PDA

View Full Version : Blindsight and Tremorsight and Hiding



Yakk
2022-02-11, 11:57 AM
I'm thinking of stating that, outside of unusual situations, everything is "lightly obscured" to someone using Blindsight or Tremorsense.

That would mean that seeing things with their actual eyes in bright light has some utility for those creatures.

For Tremorsense, particularly well conducting surfaces (solid rock in some cases, but for a desert creature it might be sand) would remove that obscurement. And moving at full speed would "light you up" regardless.

Then, as a more general Stealth rule, you cannot start Hiding while lightly obscured, but you can remain Hidden while lightly obscured.

This means that Dragons (for example) don't auto-detect hiding people within 60; you just can't start hiding within 60 feet of them.

OldTrees1
2022-02-11, 12:41 PM
I usually take a different tack:
Beings with unusual senses are competent with those senses. Beings proficient with stealth are competent with hiding from various senses. I am not proficient with stealth or have unusual senses, so I will assume favorably to both when in doubt. In general, for these exotic senses, there is enough concealment to hide but not enough to penalize perception.


Some blind alien species out there has an RPG that includes a "Deaf hearing" feature for hearing without using your ears. They don't fully understand how that sense works, but they assume there must be ways to hide from it. They might even make a distinction between "Deaf sense" with limited perception and "Deaf hearing" where the sense is as strong as hearing. If it is not already obvious our vision would be an example of "Deaf hearing".

Yora
2022-02-11, 03:11 PM
I've been pondering the same thing a few weeks back, and came to the conclusion that blindsight really looks like it's supposed to work like "vision", but regardless of eyes or light.
Light levels are irrelevant, and as blindsight is concerned, everything behaves as if "well lit". But to evade being seen by blindsight, you can still use all other kinds of concealment that are not based on light levels. Blindsight shouldn't let you see through a curtain, for example. Or even though dense fog or smoke. Blindsight only ignores dim light and darkness, is what I was taking away.

Tremmorsight is a wholly different story, though.

Chronos
2022-02-11, 04:26 PM
When this came up at my table, we came to an agreement that you could hide from any sort of sense, but that a creature trying to hide from a sense they don't have would be at disadvantage on their Stealth roll, because you're not as familiar with what sort of telltales to avoid.

Guy Lombard-O
2022-02-11, 06:45 PM
I've been pondering the same thing a few weeks back, and came to the conclusion that blindsight really looks like it's supposed to work like "vision", but regardless of eyes or light.
Light levels are irrelevant, and as blindsight is concerned, everything behaves as if "well lit". But to evade being seen by blindsight, you can still use all other kinds of concealment that are not based on light levels. Blindsight shouldn't let you see through a curtain, for example.
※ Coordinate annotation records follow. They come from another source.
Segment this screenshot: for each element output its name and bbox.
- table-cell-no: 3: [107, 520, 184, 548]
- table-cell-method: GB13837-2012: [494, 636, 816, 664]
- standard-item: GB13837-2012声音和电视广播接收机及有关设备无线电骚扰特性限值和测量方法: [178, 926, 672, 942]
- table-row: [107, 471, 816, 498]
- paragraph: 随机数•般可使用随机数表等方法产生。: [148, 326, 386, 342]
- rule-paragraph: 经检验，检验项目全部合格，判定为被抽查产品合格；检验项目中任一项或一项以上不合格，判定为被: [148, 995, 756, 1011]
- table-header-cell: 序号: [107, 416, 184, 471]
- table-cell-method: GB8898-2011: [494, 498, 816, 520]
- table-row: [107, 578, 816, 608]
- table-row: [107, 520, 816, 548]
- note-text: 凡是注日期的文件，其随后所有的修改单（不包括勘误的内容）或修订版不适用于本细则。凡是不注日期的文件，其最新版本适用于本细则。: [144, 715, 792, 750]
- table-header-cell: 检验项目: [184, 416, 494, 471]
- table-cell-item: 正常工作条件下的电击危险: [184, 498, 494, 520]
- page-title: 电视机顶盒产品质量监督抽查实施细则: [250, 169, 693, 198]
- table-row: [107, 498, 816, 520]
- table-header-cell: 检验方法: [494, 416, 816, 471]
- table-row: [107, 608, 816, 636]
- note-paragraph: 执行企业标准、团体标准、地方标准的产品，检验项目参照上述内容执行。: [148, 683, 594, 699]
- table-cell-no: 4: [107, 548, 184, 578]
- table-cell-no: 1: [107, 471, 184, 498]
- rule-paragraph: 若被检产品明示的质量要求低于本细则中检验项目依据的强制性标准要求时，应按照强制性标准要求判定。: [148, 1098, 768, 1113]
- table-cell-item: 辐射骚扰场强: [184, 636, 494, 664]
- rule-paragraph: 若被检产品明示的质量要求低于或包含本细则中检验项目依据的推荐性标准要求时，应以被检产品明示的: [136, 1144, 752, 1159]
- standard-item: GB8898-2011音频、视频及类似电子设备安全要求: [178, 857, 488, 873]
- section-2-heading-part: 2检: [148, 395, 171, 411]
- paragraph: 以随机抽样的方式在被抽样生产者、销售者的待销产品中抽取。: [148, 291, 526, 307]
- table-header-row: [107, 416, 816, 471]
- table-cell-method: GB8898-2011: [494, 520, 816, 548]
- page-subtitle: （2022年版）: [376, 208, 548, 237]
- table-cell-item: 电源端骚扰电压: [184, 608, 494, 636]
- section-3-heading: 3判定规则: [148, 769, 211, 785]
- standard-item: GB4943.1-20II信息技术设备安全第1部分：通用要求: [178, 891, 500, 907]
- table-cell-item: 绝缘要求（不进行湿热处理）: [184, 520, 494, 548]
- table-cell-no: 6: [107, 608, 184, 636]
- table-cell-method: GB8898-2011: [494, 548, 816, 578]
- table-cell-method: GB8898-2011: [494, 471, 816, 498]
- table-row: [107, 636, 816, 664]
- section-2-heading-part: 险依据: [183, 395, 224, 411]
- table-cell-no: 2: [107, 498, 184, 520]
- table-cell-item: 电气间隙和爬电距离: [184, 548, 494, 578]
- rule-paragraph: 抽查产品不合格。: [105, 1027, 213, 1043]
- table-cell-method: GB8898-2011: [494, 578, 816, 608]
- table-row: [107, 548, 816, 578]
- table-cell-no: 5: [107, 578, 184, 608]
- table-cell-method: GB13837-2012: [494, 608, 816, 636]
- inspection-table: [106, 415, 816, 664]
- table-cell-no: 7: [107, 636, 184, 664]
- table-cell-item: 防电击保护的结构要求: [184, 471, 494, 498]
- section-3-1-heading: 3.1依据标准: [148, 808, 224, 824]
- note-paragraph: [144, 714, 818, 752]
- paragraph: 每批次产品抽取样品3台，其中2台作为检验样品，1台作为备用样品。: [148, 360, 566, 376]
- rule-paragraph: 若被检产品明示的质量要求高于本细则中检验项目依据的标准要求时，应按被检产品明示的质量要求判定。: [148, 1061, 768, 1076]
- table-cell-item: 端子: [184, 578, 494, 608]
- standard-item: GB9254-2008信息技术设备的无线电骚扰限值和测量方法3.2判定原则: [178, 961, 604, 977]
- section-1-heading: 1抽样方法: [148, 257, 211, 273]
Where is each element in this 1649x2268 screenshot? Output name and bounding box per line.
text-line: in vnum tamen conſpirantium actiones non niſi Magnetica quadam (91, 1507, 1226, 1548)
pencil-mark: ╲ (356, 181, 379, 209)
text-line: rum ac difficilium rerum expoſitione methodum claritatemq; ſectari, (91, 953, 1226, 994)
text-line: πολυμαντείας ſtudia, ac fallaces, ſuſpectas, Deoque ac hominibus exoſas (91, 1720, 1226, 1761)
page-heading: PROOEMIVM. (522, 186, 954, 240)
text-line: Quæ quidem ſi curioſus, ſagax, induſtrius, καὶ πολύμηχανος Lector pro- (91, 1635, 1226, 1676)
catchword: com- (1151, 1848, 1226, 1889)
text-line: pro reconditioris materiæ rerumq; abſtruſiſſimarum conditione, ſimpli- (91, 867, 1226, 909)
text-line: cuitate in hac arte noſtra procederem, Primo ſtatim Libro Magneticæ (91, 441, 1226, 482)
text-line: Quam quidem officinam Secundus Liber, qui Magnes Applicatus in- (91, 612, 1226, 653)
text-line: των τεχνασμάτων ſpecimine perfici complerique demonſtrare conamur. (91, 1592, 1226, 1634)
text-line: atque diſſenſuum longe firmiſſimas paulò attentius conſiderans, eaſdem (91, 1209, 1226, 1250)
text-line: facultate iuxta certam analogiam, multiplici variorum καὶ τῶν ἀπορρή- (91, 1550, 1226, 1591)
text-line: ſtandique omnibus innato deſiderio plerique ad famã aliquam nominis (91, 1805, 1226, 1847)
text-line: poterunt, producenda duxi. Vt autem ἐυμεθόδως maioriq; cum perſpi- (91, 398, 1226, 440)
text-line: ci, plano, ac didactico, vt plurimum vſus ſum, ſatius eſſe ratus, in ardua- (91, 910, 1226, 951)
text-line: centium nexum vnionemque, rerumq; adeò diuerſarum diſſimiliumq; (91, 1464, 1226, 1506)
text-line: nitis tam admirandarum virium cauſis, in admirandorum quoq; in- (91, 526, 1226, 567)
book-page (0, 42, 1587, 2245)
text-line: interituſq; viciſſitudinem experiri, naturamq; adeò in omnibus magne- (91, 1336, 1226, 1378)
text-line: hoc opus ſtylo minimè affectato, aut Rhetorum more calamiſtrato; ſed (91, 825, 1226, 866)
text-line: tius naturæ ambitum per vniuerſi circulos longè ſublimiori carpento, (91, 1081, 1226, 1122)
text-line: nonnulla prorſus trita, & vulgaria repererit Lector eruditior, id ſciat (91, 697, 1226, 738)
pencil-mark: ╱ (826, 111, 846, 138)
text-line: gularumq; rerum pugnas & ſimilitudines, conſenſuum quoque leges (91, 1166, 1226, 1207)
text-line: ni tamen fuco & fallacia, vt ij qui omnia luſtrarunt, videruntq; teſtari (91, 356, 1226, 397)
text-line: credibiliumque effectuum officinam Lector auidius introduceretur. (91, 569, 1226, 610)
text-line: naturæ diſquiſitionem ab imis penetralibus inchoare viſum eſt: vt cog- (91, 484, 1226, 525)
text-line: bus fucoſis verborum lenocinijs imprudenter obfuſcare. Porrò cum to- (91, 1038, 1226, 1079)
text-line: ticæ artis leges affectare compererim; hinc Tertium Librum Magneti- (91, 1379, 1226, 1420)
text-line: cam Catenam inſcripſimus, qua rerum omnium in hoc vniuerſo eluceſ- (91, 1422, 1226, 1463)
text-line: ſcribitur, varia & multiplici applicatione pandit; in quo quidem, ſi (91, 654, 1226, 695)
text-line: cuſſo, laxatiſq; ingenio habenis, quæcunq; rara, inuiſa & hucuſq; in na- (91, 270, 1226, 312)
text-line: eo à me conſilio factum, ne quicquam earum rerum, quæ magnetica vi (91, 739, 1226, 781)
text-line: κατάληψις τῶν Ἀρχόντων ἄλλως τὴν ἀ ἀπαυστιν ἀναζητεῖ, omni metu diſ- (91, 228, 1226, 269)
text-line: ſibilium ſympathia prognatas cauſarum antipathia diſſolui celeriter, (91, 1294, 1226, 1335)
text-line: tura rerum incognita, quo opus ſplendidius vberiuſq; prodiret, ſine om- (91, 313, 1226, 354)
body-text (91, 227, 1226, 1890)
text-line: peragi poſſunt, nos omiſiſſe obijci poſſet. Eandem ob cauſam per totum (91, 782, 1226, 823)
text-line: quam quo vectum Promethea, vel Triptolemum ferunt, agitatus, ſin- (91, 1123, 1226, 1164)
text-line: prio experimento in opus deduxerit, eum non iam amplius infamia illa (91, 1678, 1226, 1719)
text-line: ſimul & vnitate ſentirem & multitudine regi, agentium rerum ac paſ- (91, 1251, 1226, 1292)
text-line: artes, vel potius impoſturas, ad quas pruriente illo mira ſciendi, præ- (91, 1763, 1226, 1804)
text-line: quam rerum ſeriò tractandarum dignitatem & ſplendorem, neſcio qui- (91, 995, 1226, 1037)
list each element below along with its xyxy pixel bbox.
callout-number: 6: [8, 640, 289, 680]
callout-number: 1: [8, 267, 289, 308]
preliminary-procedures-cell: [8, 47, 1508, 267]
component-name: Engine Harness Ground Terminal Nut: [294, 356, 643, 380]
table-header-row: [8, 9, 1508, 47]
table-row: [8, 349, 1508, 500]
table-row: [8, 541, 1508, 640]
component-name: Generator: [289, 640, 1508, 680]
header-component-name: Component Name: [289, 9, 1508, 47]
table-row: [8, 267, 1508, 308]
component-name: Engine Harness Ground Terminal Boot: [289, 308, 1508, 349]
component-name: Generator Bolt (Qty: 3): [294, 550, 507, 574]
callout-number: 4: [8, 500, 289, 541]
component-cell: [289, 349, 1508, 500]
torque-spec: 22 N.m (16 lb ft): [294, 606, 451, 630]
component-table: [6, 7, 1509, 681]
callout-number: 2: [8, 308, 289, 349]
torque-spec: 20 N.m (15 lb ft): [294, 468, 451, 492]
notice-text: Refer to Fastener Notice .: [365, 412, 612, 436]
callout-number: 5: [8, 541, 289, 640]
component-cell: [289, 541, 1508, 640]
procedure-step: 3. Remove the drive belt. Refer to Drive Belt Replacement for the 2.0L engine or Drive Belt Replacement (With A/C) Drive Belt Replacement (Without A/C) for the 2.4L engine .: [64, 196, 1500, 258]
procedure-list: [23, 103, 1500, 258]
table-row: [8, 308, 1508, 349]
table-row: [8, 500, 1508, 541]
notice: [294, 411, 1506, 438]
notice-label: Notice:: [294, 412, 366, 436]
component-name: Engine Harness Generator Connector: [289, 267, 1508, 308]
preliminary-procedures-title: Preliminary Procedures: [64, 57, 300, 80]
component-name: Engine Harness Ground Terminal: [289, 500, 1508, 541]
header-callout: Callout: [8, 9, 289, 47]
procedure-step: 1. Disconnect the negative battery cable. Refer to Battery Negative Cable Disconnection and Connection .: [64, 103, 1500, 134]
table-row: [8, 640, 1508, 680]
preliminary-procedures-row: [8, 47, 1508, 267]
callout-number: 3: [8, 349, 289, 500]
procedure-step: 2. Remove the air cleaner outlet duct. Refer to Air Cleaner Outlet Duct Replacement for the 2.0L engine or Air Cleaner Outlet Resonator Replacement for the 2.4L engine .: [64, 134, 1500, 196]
Or even though dense fog or smoke. Blindsight only ignores dim light and darkness, is what I was taking away.

So does that mean that if you're hit with the Blindness(/Deafness) Spell that your Blindsight would also be disabled? If wondered if that's how that interaction is supposed to work.

Kane0
2022-02-11, 06:51 PM
For Tremorsense, particularly well conducting surfaces (solid rock in some cases, but for a desert creature it might be sand) would remove that obscurement. And moving at full speed would "light you up" regardless.


Walking without rhythm costs half your movement but gives you light obscurement against tremorsense.

Spiritchaser
2022-02-11, 07:02 PM
Walking without rhythm costs half your movement

Unless you select the fremen background.

Yora
2022-02-12, 03:07 AM
So does that mean that if you're hit with the Blindness(/Deafness) Spell that your Blindsight would also be disabled? If wondered if that's how that interaction is supposed to work.

Good question. The name implies that it wouldn't. But only a few creatures are mentioned to not gain their blindsight from their eyes. Bats and grimlocks obviously wouldn't lose their blindsight from a blindness effect. But with dragons it doesn't say if it relies on their eyes or where the ability comes from at all.

--

Looking a bit deeper into it:

Oozes all have blindsight 60 ft. and are blind beyond this radius, and they all have condition immunity to blinded an deafened. They don't have any sensory organs. They just have blindsight with no explanation.

Grimlocks have blindsight 30 ft., or blindsight 10 ft. if they are deafened. They can't use their blindsight at all when they are both deaf and can't smell. Since they don't have any eyes, they have immunity to being blinded.

Bats have blindsight 60 ft., which they can't use while deafened. They are not immune to being blinded, since they still have normal vision when there's light.

In all these cases, it's quite clear that blindsight works completely independent of eyes.

(Devils all have Devil's Sight, which explicitly states that their darkvision works in magical darkness. This is a completely different ability.)

One important detail I found is that the blur and mirror image spells specifically say that the effect of these illusion spells do not work on creatures with blindsight.
There is however no such note on hallucinatory terrain or minor image.